Allerdings halten immer mehr Pferdebesitzer ihre Pferde robust, d.h. die Pferde haben freien Zugang zu Weiden und kommen daher mit dieser Gnitze in Kontakt. Ein Schutz gegen die Gnitze ist die sogenannten „Ekzemerdecke“ , die das ganze Pferd einhüllt – von den Ohren bis zum Schweif. Sogar mit Bauchlatz gibt es diese Decken, die atmungsaktiv und sehr stabil sind. Allerdings auch ziemlich teuerEin sehr gewöhnungsbedürftiger Anblick für Nicht-Pferdemenschen. Robustpferdehaltern hingegen ist er mittlerweile vertraut.
Es gibt sogar kurze „Halsdecken“ .. Denn das Ekzem ist eine vielschichtige Krankheit, deren Symptom zwar immer der quälende Juckreiz ist, aber der tritt nicht bei jedem Pferd an derselben Stelle auf. Bei manchen Pferden ist der Mähnenkamm befallen, so dass sie sich manchmal innerhalb einer Stunde die gesamte Mähne an einem Baumstamm oder einer ähnlich rauen Stelle abschubbern . Die abgeschubberten Stellen sind dann
hochempfindlich – und eine willkommene Landestelle für weitere Gnitzen.Bei anderen Pferden beginnt das Jucken an der Bauchnaht oder an der Schweifrübe.
Diese Allergie hat in den letzten Jahren massiv um sich gegriffen. Zum einen ist dafür der Klimawandel verantwortlich, denn durch das wärmer werdende Klima haben alle Insekten bessere Überlebenschancen im Winter. Zum anderen trägt dazu auch bei, dass immer mehr Pferde artgemäß, d.h. mit viel Auslauf im Freien, gehalten werden.
Ekzemer sollten unbedingt die Möglichkeit haben, einen dunklen und kühlen Witterungsschutz, vielleicht eine Pferdebox oder eine dunkle Scheune, aufzusuchen, wenn die Gnitzen fliegen.
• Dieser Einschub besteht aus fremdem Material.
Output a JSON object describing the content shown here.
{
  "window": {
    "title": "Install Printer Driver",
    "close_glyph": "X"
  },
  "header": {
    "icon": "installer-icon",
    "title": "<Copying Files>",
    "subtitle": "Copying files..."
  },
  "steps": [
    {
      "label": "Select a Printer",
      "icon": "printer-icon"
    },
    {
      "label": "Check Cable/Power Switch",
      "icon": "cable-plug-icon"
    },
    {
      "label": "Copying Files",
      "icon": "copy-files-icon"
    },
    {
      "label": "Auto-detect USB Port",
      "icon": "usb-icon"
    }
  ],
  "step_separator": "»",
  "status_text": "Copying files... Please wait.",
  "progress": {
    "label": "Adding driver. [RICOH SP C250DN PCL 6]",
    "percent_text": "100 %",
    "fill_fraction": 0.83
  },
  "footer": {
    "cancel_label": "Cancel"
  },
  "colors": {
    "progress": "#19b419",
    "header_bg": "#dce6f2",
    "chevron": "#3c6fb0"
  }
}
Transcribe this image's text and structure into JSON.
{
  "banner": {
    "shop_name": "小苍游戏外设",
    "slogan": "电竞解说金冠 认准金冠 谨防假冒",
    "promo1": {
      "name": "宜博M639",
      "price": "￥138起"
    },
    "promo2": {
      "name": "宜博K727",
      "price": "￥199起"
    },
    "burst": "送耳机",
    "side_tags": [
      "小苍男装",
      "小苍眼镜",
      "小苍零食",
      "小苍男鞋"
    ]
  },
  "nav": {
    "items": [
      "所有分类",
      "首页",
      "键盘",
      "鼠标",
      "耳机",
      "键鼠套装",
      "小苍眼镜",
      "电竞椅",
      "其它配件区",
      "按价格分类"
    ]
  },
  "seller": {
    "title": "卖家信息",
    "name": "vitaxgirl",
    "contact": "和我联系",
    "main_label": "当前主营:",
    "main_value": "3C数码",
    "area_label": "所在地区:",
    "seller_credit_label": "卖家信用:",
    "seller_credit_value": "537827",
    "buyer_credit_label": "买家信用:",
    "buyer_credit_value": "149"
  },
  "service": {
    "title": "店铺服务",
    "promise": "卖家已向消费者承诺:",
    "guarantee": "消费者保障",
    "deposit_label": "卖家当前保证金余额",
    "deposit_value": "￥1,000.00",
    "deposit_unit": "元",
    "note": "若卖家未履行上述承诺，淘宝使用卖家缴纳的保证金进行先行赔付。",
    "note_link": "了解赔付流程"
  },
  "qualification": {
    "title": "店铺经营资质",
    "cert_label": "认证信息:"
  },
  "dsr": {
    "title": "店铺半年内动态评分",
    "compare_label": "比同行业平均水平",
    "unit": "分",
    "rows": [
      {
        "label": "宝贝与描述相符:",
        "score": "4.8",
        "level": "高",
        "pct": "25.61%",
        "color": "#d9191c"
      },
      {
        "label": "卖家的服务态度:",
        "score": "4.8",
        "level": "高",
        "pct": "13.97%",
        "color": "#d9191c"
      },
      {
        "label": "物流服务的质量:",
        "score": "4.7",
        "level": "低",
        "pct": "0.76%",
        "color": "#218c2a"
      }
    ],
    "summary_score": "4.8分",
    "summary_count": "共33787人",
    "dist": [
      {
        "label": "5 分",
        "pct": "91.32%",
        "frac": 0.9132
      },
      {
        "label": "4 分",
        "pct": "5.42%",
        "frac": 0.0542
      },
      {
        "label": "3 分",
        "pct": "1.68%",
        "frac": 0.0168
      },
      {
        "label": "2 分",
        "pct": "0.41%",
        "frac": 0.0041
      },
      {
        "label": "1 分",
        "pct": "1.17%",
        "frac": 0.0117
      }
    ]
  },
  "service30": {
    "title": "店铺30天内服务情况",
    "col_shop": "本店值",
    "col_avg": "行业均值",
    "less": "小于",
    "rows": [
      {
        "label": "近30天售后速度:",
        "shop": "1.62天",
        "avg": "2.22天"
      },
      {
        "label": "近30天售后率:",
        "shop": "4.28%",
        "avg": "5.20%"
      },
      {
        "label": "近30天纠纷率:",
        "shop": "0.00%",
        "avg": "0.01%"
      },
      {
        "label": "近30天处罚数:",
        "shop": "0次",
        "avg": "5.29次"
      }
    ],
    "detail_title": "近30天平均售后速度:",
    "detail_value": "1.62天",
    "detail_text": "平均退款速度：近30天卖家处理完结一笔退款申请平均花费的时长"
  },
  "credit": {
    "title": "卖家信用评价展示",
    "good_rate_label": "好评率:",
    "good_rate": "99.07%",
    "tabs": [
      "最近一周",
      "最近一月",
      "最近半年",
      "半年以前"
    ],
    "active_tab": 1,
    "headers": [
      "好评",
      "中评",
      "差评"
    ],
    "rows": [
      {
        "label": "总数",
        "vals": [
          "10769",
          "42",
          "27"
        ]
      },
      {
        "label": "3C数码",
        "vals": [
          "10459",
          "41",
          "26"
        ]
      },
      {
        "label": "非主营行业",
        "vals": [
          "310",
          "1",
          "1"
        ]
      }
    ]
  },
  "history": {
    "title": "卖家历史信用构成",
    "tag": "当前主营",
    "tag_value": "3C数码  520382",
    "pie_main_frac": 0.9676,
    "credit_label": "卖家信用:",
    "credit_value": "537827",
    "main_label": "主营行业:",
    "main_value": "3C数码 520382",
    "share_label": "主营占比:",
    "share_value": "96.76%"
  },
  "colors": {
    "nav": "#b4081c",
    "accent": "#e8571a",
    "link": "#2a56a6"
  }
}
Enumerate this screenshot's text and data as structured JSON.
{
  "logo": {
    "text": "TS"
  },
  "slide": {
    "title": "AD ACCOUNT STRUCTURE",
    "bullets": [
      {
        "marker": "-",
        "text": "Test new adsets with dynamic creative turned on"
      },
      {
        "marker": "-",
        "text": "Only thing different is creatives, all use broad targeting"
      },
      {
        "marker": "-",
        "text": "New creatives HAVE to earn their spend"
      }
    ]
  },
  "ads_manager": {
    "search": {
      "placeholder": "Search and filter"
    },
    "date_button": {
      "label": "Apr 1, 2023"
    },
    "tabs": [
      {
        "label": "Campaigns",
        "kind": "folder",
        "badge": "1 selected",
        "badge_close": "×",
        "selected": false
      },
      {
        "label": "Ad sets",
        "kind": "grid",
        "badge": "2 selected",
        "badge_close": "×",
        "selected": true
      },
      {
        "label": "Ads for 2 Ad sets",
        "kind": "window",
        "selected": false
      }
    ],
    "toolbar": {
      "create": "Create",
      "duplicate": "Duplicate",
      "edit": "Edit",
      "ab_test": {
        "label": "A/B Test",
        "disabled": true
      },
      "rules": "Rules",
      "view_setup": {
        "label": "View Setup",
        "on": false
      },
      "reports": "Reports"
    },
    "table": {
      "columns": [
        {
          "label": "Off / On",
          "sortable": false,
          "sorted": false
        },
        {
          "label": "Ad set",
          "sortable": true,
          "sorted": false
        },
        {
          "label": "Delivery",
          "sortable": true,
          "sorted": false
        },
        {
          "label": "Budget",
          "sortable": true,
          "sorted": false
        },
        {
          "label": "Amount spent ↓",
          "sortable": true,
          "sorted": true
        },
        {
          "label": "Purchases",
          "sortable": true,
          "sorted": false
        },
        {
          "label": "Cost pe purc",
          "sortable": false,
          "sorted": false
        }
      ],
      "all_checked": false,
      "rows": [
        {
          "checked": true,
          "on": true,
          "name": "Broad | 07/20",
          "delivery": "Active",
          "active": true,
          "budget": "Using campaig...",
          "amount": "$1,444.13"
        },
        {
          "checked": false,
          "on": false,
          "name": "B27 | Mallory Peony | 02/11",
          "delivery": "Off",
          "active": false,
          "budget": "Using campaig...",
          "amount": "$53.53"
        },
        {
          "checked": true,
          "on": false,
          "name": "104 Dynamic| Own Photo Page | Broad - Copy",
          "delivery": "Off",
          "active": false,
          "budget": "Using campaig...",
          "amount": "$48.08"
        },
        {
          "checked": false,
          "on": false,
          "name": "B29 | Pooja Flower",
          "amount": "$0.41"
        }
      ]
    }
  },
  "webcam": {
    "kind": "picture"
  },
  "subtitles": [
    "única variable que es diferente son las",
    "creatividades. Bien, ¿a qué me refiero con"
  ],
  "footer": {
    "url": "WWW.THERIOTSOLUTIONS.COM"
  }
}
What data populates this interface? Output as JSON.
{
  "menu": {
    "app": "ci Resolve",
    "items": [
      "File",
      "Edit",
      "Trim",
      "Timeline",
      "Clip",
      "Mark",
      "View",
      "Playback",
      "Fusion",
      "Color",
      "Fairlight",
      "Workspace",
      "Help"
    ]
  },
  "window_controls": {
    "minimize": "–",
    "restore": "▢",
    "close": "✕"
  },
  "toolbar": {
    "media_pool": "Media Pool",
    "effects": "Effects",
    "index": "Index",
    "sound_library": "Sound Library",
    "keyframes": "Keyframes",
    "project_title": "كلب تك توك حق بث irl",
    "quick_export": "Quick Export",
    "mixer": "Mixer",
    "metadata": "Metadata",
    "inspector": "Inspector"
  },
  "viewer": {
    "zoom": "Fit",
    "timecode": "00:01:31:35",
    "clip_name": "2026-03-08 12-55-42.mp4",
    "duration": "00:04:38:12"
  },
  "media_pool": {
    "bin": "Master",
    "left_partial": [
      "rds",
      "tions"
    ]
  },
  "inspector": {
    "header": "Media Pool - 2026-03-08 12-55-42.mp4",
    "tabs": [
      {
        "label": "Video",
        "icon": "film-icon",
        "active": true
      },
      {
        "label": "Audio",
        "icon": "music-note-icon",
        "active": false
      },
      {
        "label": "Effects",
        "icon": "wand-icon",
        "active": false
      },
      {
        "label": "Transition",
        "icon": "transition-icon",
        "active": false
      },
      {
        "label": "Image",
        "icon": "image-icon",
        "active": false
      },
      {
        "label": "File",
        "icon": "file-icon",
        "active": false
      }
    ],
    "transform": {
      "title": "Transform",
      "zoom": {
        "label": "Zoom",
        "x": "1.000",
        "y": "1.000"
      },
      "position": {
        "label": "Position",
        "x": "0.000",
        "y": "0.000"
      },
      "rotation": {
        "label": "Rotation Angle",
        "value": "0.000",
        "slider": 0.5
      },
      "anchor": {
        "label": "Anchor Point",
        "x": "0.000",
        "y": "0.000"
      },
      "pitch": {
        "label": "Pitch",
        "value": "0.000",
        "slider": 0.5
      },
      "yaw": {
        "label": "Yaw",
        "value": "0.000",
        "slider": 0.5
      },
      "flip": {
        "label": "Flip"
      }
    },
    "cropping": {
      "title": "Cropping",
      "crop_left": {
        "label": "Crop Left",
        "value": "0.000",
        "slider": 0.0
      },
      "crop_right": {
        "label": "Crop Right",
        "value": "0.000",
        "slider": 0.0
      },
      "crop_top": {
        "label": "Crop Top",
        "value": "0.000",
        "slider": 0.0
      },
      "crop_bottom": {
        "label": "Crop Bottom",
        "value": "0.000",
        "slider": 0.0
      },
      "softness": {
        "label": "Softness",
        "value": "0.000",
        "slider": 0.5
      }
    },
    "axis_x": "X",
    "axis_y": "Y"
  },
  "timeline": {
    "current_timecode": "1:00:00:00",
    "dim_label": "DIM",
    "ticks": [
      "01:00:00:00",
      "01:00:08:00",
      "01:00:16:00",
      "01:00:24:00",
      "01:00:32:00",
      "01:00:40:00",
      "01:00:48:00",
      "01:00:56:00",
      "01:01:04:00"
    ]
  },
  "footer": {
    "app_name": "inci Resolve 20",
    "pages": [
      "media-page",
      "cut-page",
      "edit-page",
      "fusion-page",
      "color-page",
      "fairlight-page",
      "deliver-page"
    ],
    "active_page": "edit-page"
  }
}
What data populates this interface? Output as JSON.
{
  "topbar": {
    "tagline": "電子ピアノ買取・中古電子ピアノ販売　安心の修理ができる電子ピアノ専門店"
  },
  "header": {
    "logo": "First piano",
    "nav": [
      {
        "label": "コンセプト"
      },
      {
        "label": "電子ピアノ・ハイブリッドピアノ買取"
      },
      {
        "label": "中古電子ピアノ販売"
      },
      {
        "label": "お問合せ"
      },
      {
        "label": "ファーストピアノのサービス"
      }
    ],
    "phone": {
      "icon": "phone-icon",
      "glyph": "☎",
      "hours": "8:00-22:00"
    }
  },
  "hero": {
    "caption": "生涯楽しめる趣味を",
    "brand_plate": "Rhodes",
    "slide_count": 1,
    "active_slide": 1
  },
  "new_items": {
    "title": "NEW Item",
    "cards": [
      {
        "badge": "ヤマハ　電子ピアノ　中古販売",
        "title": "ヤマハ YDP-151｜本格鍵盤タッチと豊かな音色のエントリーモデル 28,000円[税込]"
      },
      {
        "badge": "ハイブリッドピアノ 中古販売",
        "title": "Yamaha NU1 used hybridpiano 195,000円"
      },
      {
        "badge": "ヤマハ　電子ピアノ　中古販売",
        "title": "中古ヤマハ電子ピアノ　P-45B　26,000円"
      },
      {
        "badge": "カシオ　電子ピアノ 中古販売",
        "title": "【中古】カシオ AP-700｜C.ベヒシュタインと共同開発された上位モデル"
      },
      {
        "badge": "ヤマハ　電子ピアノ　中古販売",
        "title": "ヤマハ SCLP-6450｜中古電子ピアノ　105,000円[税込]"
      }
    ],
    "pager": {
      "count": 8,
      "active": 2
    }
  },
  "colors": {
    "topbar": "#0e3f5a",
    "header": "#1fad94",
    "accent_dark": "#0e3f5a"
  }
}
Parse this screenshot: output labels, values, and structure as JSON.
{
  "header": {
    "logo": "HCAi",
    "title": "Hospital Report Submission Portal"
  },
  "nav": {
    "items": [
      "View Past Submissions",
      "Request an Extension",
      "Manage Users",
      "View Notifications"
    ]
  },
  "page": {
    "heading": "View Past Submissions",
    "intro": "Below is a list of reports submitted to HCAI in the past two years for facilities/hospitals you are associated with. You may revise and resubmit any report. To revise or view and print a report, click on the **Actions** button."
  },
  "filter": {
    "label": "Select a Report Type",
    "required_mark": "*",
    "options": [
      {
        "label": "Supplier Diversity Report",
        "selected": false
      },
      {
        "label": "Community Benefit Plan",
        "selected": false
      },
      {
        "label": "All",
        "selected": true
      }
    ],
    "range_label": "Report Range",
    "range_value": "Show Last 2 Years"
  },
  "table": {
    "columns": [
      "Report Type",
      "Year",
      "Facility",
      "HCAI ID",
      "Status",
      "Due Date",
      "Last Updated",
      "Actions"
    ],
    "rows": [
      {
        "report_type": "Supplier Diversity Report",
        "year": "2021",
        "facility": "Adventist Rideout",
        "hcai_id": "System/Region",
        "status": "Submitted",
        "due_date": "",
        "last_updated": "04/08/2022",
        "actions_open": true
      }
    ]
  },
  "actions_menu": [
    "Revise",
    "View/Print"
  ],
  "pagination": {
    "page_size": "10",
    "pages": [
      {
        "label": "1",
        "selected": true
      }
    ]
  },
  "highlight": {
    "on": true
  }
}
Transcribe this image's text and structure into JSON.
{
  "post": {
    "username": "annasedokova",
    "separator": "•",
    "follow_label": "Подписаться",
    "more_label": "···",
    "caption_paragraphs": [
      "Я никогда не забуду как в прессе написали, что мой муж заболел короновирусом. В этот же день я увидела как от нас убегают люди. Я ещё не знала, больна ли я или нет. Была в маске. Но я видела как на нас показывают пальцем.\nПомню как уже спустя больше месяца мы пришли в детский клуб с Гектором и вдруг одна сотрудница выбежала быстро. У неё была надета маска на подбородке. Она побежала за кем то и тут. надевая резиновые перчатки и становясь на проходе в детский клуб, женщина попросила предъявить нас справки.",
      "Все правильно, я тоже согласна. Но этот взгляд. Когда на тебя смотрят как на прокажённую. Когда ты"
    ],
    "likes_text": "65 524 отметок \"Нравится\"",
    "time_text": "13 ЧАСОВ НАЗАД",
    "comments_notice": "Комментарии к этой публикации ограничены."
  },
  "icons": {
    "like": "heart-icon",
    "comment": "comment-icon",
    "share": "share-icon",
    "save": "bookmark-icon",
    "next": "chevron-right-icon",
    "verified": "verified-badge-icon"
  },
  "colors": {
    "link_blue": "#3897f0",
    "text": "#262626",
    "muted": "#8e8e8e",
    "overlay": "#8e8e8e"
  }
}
Das tun sie vorzugsweise in der Morgen- und Abenddämmerung und nachts.
Dann müssen die Pferde die Möglichkeit haben, einen dunklen Schutzraum aufzusuchen.Natürlich hat die Industrie rund ums Pferd auch schon viele Nahrungsergänzungsmittel und spezielle Abwehrsprays gegen die Gnitzen entwickelt. Außerdem versuchen die Pferdehalter ihren Tieren die Krankheit zu erleichtern, indem sie sie in Decken hüllen, zu Zeiten auf die Weide lassen, in denen die Gnitze nicht schwirrt und die betroffenen Stellen mit Babyöl, Zink-Lebertransalbe oder speziellen Gels pflegen. Letzter Ausweg ist Cortison.
Noch ist der Durchbruch in der Forschung nicht in Sicht. Und bis dahin kann es einem passieren, dass plötzlich „ein Gespenst“ mit wehendem Gewand auf der Weide auf einen zugaloppiert.